The Stephen Siller Tunnel to Tower Foundation is ensuring the deputy’s family will always have a place to call home, according to officials.
El Dorado County Sheriff John D’Agnostini read a letter Saturday morning from Deputy Brian Ishmael’s widow, Katie, describing the house the couple, along with their three children, always dreamed of owning.
“Years ago, Brian and I began saving money for our family’s forever home,” read D’Agnostini. “In May we found it. The house checked every box on our list. All of our hard work had paid off and on June 7th, we moved into the place we would call home for the rest of our lives together.”
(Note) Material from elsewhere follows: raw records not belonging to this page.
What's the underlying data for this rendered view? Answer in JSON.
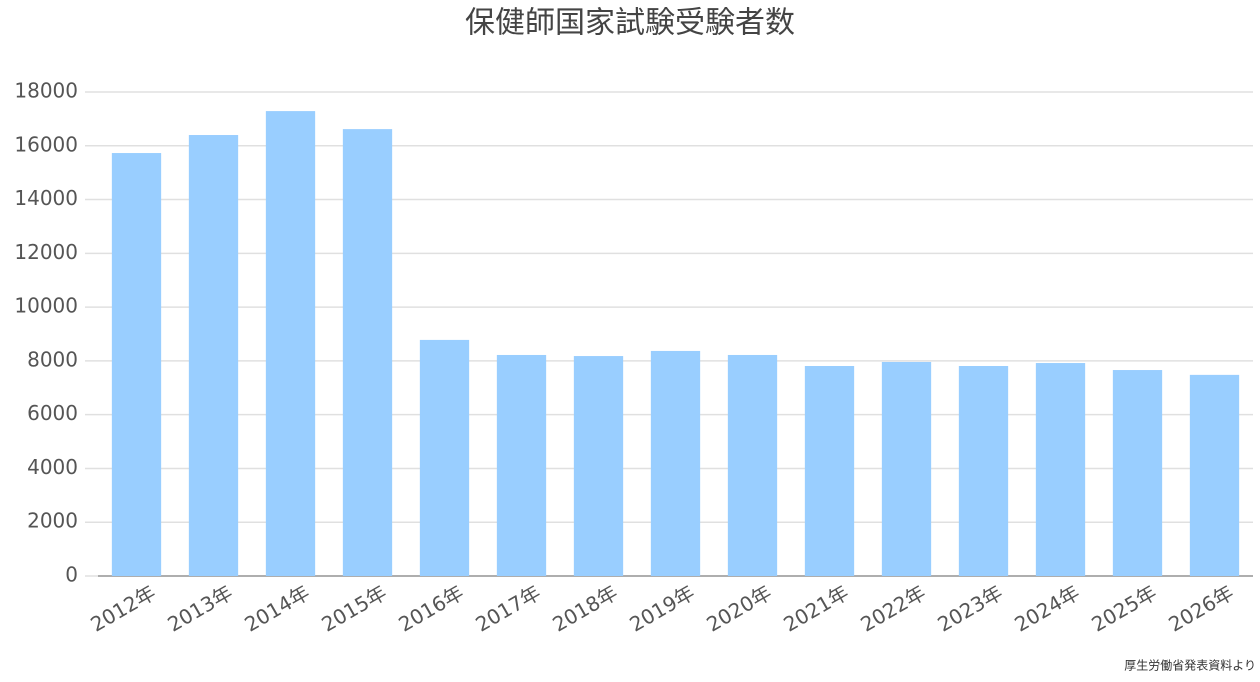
{
  "chart_data": {
    "type": "bar",
    "title": "保健師国家試験受験者数",
    "categories": [
      "2012年",
      "2013年",
      "2014年",
      "2015年",
      "2016年",
      "2017年",
      "2018年",
      "2019年",
      "2020年",
      "2021年",
      "2022年",
      "2023年",
      "2024年",
      "2025年",
      "2026年"
    ],
    "values": [
      15730,
      16400,
      17290,
      16620,
      8780,
      8220,
      8180,
      8370,
      8220,
      7810,
      7960,
      7810,
      7920,
      7660,
      7480
    ],
    "color": "#99ceff",
    "ylim": [
      0,
      18000
    ],
    "yticks": [
      0,
      2000,
      4000,
      6000,
      8000,
      10000,
      12000,
      14000,
      16000,
      18000
    ],
    "grid": true,
    "source": "厚生労働省発表資料より"
  }
}
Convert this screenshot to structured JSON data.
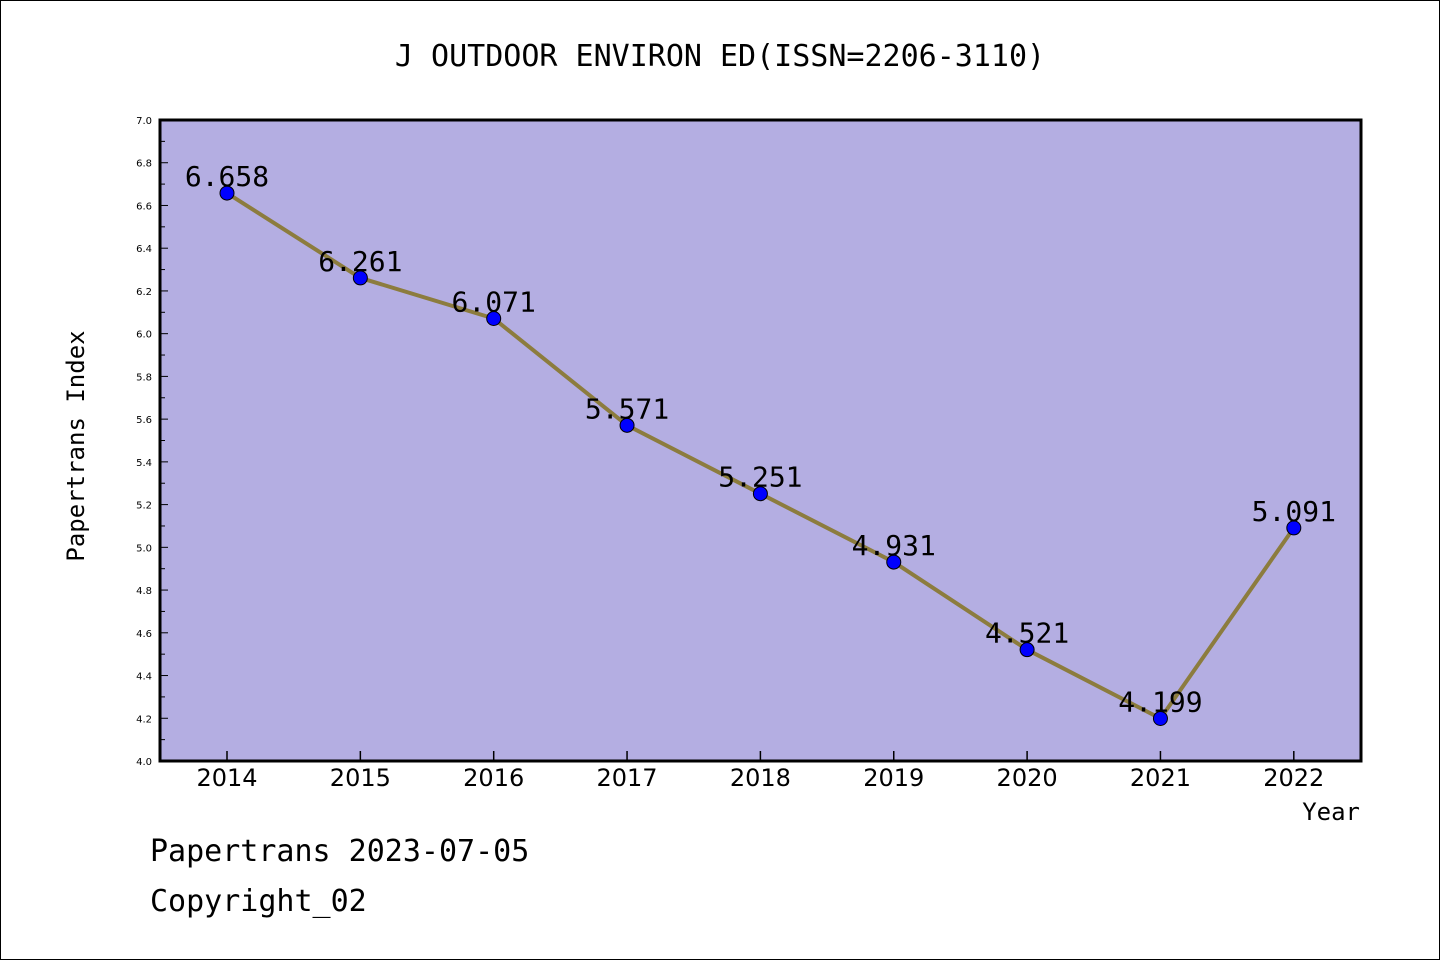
{
  "chart_data": {
    "type": "line",
    "title": "J OUTDOOR ENVIRON ED(ISSN=2206-3110)",
    "xlabel": "Year",
    "ylabel": "Papertrans Index",
    "categories": [
      "2014",
      "2015",
      "2016",
      "2017",
      "2018",
      "2019",
      "2020",
      "2021",
      "2022"
    ],
    "values": [
      6.658,
      6.261,
      6.071,
      5.571,
      5.251,
      4.931,
      4.521,
      4.199,
      5.091
    ],
    "data_labels": [
      "6.658",
      "6.261",
      "6.071",
      "5.571",
      "5.251",
      "4.931",
      "4.521",
      "4.199",
      "5.091"
    ],
    "ylim": [
      4.0,
      7.0
    ],
    "yticks": [
      "4.0",
      "4.2",
      "4.4",
      "4.6",
      "4.8",
      "5.0",
      "5.2",
      "5.4",
      "5.6",
      "5.8",
      "6.0",
      "6.2",
      "6.4",
      "6.6",
      "6.8",
      "7.0"
    ],
    "grid": false,
    "colors": {
      "plot_background": "#b4aee2",
      "line": "#8c7c3e",
      "marker": "#0000ff",
      "axis": "#000000"
    }
  },
  "footer": {
    "line1": "Papertrans 2023-07-05",
    "line2": "Copyright_02"
  }
}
A fantasy that was short-lived. Deputy Ishmael was shot and killed Wednesday, responding to a reported theft at an illegal marijuana grow in Somerset.
As his family mourns this unthinkable loss, they’re getting help from a nonprofit to stay in their house. The Stephen Siller Tunnel to Towers Foundation is offering to pay off their mortgage in full.
“It’s making it possible for me to continue with my husband’s dream of raising our children in a beautiful home with lots of space to run and to explore their own passions in life,” read D’Agnostini.
“It was important to try to give this family some stability and comfort in this time,” said Foundation Board Member Jennifer Brekke.
The organization has paid off mortgages for roughly 40 families of first responders killed in the line of duty since 2015, including for Newman Corporal Ronil Singh.
“Nothing, I say, will take the pain away. I know exactly how you guys feel right now,” said Singh.
Singh’s brother, Reggie, says the nonprofit’s donation made all the difference for his family after the Corporal was killed in December.
“It was a huge relief. Brian’s family now needs our help. He put on that badge to protect us. It’s our time to pay back,” said Singh.
A small price to pay to keep a family home, after they paid the ultimate price.
“It’s humbling to know that there are organizations and heroes out there who support our heroes every day. And know that they’re there for us when one of us cashes that ultimate check,” said Singh.